13 thoughts on “She served us well – or did she?

  1. I’ve been living microwave-free for nearly four years now and let me tell you, life is glorious! FOOD TASTES LIKE FOOD. Reheating your glorious leftovers in the oven or on the stove makes them taste like a freshly cooked meal.

    All that aside, I’m sorry about your loss. WELCOME TO THE DARK SIDE!

    1. Touched by the offer for the filthy microwave…no really I am. I might try the way of the pioneers and use my convection oven – cause pioneers had those, right? If I can’t take it anymore (like in a week’s time), I’ll be knocking on your virtual door. THANK YOU!

  2. I was microwave-free for two years after college: a combo of no dough to buy one and no counter space in NYC to keep one. (I also had a black and white TV with no cable) I survived. You will survive. Tell yourself you’re living the pioneer life – as you stand in your centrally-heated, interiorally-plumbed kitchen stirring a pot on the stove you didn’t light with a match and don’t have to put coal or wood inside…
    Good luck!

    1. And after those two years? Did you break down and leap into modern day living? I’ll take my centrally heated home with flushing toilets over my microwave any day – if I had to choose. Perhaps every time I feel the need to nuke a dish, I’ll go flush my toilet to gain a bit of perspective. I thank you.

  3. My condolences. An Irish/Yiddish blessing on the loss of your microwave:

    May your LED display never dim.
    May your table turn evermore.
    May your timer beep to alert you.
    May there not be schmutz on the door.
    And may the stainless steel interior
    Be ever splattered with the
    Loving remains of lat’s night’s
    Stuffed shells.

    1. I shall recite this at our Thanksgiving meal as I am so very thankful for thoughtful friends who give good blessings! I wish for you all things equally as convenient and delicious.
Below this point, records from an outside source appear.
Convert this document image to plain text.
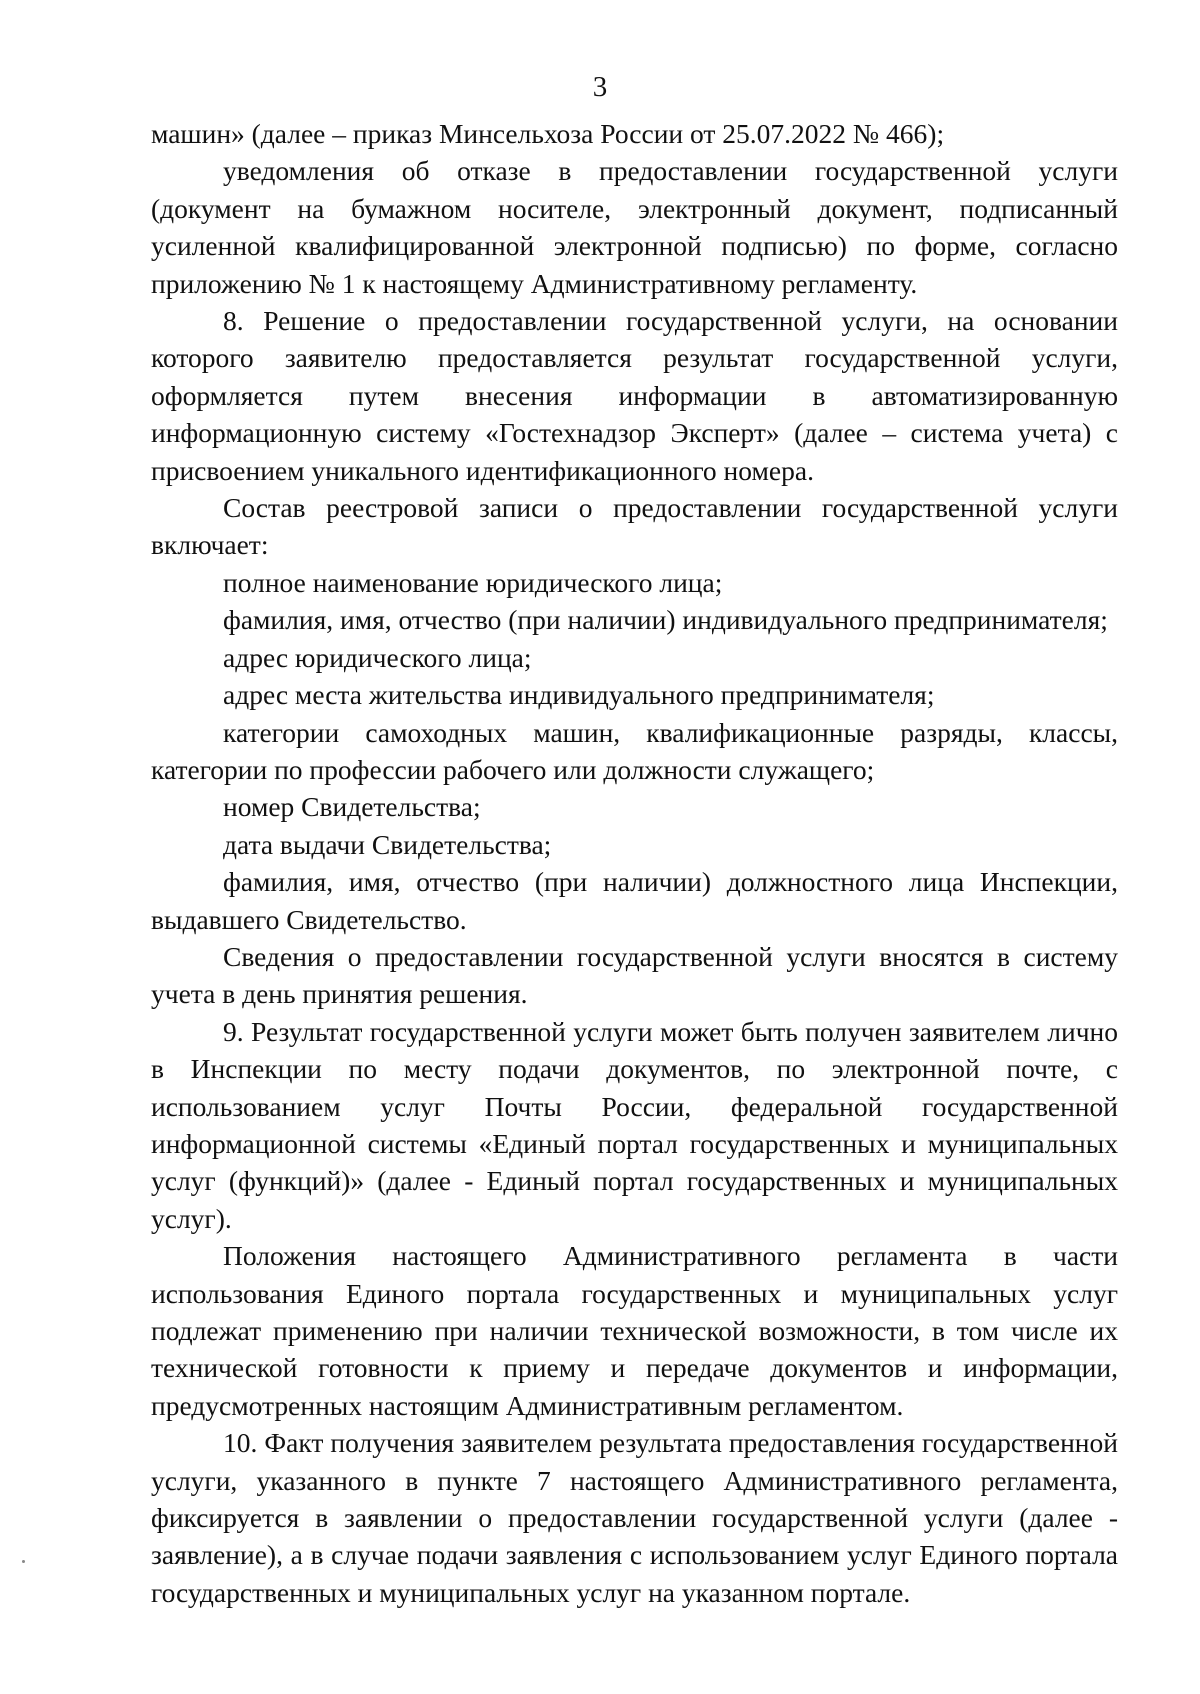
3

машин» (далее – приказ Минсельхоза России от 25.07.2022 № 466);

уведомления об отказе в предоставлении государственной услуги (документ на бумажном носителе, электронный документ, подписанный усиленной квалифицированной электронной подписью) по форме, согласно приложению № 1 к настоящему Административному регламенту.

8. Решение о предоставлении государственной услуги, на основании которого заявителю предоставляется результат государственной услуги, оформляется путем внесения информации в автоматизированную информационную систему «Гостехнадзор Эксперт» (далее – система учета) с присвоением уникального идентификационного номера.

Состав реестровой записи о предоставлении государственной услуги включает:

полное наименование юридического лица;

фамилия, имя, отчество (при наличии) индивидуального предпринимателя;

адрес юридического лица;

адрес места жительства индивидуального предпринимателя;

категории самоходных машин, квалификационные разряды, классы, категории по профессии рабочего или должности служащего;

номер Свидетельства;

дата выдачи Свидетельства;

фамилия, имя, отчество (при наличии) должностного лица Инспекции, выдавшего Свидетельство.

Сведения о предоставлении государственной услуги вносятся в систему учета в день принятия решения.

9. Результат государственной услуги может быть получен заявителем лично в Инспекции по месту подачи документов, по электронной почте, с использованием услуг Почты России, федеральной государственной информационной системы «Единый портал государственных и муниципальных услуг (функций)» (далее - Единый портал государственных и муниципальных услуг).

Положения настоящего Административного регламента в части использования Единого портала государственных и муниципальных услуг подлежат применению при наличии технической возможности, в том числе их технической готовности к приему и передаче документов и информации, предусмотренных настоящим Административным регламентом.

10. Факт получения заявителем результата предоставления государственной услуги, указанного в пункте 7 настоящего Административного регламента, фиксируется в заявлении о предоставлении государственной услуги (далее - заявление), а в случае подачи заявления с использованием услуг Единого портала государственных и муниципальных услуг на указанном портале.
  4. I resent the term “Lazy Susan.”

    We never replaced our last microwave when it died. Somehow it creeped both of us out. Every so often I miss it, and sometimes washing all the extra pots seems like a drag, but I do like how food tastes when it is heated with heat as opposed to waves.

  5. I would say you can live without it, but I think you’d rather have the kids using the microwave than the stove or oven. We went without a microwave for a few years awhile back. It was hard, but we got used to it.
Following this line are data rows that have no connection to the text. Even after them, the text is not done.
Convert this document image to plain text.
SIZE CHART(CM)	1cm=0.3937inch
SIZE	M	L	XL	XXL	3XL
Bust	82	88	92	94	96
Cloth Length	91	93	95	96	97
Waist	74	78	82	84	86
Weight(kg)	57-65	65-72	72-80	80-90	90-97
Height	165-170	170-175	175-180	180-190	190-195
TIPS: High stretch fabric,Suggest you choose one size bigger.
    How about you buy one more and when it breaks you can go Amish in the kitchen? by then, the kids well be older. By at least five years

    1. Good point re kids! Also, during Thanksgiving my brother – the Phi Bet Kappa in chemistry from a fancy shmancy university – tried his best to explain to me why microwaves are not to be feared. I may be convinced.

      While I’ve been living without the microwave just fine, I will get another one. We’ll put our Amish lifestyle….on the back burner!! I wonder if we can bake a snickerdoodle pie in the microwave.